Весна кончилась.
Весть о воле пронеслась во все концы; сорвало старые плотины и мосты, и все унеслось навеки шумными волнами могучего половодья. Поля окинулись зеленью. На Волге опять замелькали сотни пароходов. Народ задвигался у ее берегов. Леса и байраки зазвучали птичьими голосами. Холмы и бугры подернулись голубыми туманами. Орлы зареяли над долинами и заклектали на столетних дубах. Освобожденный пахарь повел первую вольную борозду. Первое дуновение воли по селам и хуторам принесло осязательные льготы переходной поры: безусловное увольнение от барщинных повинностей стариков, девушек и мальчиков подростков, увольнение дворовых, которые по ревизии числились в крестьянах; свободный брак, отмену ночных караулов, уничтожение добавочных сборов с крестьян и первые намеки на жалованье дворовым. Не все добровольно решились сразу дать эти льготы. Освобожденные мальчуганы явили множество лукавых демонстраций и в раннюю пору недолгой весны не шли на работу за самую выгодную цену. За ними явились демонстрации горничных и должностных лиц из крестьян. Мгновенно опустели целые дома и усадьбы. Умеренные смирились, зная, что ловкий кормчий на практике может обойти всякие подводные камни. Радикалы старого закала подняли крики и вопли.
— Слышали вы? — кричали одни, — многие помещики ездят уже сами кучерами, а помещицы стряпают себе обед?
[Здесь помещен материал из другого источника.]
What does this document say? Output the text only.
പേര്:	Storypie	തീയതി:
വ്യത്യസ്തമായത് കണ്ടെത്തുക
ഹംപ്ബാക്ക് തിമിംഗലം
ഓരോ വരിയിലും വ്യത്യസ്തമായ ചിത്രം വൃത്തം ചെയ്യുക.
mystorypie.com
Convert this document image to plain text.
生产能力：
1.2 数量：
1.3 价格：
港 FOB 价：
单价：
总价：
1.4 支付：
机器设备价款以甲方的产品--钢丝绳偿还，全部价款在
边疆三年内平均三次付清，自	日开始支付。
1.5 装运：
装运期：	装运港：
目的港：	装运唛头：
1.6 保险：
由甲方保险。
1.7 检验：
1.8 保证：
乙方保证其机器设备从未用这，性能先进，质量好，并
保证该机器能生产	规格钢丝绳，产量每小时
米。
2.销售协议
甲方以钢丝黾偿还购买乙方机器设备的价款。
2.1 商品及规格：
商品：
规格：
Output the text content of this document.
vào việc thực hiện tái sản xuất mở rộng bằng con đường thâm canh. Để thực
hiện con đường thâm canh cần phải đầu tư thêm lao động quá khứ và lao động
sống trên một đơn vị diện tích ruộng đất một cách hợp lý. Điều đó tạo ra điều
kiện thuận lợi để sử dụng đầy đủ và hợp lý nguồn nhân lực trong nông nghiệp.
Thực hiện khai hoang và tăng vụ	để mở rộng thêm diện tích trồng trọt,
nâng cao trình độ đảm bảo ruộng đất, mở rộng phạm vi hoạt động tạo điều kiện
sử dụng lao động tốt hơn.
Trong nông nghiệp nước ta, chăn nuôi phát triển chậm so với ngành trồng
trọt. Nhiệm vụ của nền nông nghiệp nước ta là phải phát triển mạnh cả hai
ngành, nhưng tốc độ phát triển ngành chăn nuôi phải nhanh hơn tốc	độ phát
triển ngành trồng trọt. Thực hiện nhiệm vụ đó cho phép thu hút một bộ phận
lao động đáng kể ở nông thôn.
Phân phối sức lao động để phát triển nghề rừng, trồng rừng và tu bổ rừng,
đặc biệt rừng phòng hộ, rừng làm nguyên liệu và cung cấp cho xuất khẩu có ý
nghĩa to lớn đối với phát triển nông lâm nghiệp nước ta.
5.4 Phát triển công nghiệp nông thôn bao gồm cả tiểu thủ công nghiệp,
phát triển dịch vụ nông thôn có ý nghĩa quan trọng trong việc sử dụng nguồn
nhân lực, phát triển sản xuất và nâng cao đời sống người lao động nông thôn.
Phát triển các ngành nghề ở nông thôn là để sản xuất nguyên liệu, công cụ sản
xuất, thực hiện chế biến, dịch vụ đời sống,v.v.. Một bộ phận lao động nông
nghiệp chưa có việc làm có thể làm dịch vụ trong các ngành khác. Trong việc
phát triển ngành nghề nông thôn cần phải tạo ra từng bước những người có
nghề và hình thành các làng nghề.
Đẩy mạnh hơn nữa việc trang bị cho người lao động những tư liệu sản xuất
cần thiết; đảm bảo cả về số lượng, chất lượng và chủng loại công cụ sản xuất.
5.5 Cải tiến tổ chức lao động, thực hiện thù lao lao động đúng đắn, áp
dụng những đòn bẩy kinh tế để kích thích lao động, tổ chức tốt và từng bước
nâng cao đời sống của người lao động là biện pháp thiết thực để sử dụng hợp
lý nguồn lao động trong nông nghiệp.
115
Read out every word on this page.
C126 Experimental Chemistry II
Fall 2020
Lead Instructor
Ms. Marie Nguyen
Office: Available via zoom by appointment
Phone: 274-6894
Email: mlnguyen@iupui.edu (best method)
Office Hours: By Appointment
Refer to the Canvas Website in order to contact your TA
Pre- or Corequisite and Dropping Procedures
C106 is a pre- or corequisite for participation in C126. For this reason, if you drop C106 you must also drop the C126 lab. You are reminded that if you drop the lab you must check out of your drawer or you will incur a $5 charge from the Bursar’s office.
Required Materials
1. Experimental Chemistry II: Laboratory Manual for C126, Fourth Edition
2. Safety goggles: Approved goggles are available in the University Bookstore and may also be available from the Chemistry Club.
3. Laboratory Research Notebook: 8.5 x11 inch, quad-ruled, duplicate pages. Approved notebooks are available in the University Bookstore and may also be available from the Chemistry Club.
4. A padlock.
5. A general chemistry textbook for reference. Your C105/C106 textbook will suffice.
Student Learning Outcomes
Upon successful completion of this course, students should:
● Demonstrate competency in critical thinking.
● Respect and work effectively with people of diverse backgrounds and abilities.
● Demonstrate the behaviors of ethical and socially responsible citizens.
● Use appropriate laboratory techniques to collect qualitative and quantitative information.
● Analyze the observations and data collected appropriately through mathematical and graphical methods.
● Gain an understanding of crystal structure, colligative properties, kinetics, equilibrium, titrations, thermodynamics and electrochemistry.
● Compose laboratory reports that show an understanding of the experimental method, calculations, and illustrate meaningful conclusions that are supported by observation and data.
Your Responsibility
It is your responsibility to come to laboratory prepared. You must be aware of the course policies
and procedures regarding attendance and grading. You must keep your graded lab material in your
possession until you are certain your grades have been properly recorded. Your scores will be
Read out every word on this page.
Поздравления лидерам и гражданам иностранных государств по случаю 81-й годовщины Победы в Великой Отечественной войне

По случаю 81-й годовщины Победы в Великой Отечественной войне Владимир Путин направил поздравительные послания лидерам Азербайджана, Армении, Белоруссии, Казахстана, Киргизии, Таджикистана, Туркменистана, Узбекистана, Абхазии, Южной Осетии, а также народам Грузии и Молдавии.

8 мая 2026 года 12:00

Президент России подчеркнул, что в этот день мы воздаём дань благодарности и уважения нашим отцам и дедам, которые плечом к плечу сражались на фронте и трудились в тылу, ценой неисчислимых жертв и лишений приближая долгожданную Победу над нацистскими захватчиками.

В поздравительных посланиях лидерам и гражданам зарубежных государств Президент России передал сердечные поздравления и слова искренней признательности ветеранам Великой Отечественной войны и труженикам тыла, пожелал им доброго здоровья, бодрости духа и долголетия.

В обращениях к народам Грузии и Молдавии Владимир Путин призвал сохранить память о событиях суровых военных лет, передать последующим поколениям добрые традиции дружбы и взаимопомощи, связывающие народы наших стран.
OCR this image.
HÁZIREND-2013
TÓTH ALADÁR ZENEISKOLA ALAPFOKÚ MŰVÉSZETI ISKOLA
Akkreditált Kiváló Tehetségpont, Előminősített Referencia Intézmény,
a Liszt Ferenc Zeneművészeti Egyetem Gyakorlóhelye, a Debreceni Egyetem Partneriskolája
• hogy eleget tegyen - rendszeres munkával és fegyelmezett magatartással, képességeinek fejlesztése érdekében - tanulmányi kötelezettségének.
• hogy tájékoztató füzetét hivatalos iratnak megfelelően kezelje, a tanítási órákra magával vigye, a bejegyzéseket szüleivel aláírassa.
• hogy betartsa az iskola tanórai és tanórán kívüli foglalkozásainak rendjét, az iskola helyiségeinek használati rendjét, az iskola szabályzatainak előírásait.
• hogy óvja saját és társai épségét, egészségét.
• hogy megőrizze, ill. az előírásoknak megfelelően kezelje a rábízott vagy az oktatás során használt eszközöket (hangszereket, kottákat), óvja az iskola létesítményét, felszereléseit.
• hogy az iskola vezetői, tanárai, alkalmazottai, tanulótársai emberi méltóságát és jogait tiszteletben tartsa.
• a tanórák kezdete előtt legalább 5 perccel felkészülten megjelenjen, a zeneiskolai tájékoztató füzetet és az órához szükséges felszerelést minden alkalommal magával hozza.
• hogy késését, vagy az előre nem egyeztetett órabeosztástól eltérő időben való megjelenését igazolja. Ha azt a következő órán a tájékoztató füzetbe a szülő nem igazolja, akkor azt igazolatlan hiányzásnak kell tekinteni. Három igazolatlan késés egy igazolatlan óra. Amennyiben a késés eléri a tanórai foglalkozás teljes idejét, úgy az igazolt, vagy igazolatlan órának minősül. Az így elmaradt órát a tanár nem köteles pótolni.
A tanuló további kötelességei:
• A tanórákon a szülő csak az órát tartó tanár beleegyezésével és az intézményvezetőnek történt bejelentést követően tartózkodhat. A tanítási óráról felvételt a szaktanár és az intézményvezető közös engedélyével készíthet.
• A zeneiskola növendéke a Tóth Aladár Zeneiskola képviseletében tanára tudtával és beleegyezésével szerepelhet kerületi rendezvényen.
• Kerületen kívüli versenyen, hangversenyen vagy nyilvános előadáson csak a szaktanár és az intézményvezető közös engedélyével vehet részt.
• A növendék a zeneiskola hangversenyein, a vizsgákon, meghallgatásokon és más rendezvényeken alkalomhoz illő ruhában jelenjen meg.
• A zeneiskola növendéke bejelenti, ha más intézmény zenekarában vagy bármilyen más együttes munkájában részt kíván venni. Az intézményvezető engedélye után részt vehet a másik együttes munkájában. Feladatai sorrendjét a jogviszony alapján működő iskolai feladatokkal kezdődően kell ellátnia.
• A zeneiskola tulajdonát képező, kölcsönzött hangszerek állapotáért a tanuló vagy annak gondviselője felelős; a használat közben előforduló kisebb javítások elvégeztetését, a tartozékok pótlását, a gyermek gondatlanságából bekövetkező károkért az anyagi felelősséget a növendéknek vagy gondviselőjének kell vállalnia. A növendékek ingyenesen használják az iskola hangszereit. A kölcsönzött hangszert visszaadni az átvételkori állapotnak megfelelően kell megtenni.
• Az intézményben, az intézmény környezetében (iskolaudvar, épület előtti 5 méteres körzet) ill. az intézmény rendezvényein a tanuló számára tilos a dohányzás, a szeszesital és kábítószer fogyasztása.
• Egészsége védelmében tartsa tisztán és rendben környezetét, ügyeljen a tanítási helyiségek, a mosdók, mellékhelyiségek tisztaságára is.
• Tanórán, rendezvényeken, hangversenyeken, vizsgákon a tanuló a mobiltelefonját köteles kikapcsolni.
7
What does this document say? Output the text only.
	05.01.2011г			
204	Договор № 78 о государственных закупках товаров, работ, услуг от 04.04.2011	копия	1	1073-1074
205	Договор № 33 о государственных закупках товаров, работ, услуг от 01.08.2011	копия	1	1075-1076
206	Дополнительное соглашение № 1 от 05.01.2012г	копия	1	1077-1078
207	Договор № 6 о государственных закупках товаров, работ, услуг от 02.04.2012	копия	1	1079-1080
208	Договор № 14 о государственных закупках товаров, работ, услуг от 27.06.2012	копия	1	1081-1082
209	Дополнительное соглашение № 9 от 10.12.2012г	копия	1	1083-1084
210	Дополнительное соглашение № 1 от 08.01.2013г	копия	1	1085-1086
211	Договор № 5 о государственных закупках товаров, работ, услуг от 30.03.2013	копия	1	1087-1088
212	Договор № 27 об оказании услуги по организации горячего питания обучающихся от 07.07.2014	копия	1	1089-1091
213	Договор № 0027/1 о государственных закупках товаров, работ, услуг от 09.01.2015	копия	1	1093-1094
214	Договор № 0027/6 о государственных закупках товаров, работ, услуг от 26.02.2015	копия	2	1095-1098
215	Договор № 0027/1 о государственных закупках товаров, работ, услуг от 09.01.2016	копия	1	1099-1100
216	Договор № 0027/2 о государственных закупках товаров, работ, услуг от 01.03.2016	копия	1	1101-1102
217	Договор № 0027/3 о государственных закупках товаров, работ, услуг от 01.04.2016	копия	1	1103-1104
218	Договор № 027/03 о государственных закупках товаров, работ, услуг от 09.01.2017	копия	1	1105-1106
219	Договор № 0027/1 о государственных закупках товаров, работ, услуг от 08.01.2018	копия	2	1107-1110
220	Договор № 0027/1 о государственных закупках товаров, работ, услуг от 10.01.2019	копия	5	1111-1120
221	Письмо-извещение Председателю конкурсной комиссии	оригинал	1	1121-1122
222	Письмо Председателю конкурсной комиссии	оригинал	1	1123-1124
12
— Нет, не слышали. Кто же это?
— Михаил Павлыч, Федор Ильич, жена Ивана Юрьича! В Есауловке у князя Мангушки мужики самовольно, чуть прочли им манифест, запустили свой скот в барские луга по Лихому и выбили их в несколько ночей так, как вот эта ладонь.
— Ах, мерзавцы!
— В Конском Сырте у генерала Рубашкина соседние мужики в саду срубили ночью пять лучших берестов и липу на боковой аллее… Слушайте дальше! Везде только и слышно: мужики рубят леса, выбивают овцами и скотом поля и луга, вытравляют даже яровое и озимые всходы хлебов. У губернского предводителя на крыше дома в деревне поймали трех мальчишек. Они, верно, пробирались в трубу, чтобы обокрасть дом, как то случилось в Есауловке прежде, а становой, подлец, решил, что они лазали за воробьиными гнездами. Но печальнее всего история с тем же Рубашкиным. Он в первый день велел наемному кучеру запрячь лошадей к церкви, а кучер напился пьян; генерал вышел во двор — ни души; все батраки до обеда засели в есауловском кабаке. Он за ворота, — а за воротами бродят без пастуха его шпанские овцы и все перемешались, бараны с матками и ягнятами. Что же бы вы думали? А? отвечайте!
— Сам запряг беговые дрожки и поехал за кучера?
— Именно, угадали! а овец поручил было пасти горничной девушке, живущей у него за экономку; но и тут вышла беда! та разобиделась и затеяла отойти от него.
Бывший тут юноша, из либералов, рассмеялся.
— Так, по-вашему, это вздор? вздор? — закричал рассказчик.
— Разумеется, плевое дело. Эка мученики! — заметил либерал, — раз в жизни самому в деревне запречь лошадь. Подумаешь: развенчанные Наполеоны на острове святой Елены! Людовики шестнадцатые в цепях!
— Я продолжаю! — яростно крикнул рассказчик, — я продолжаю о Перебоченской.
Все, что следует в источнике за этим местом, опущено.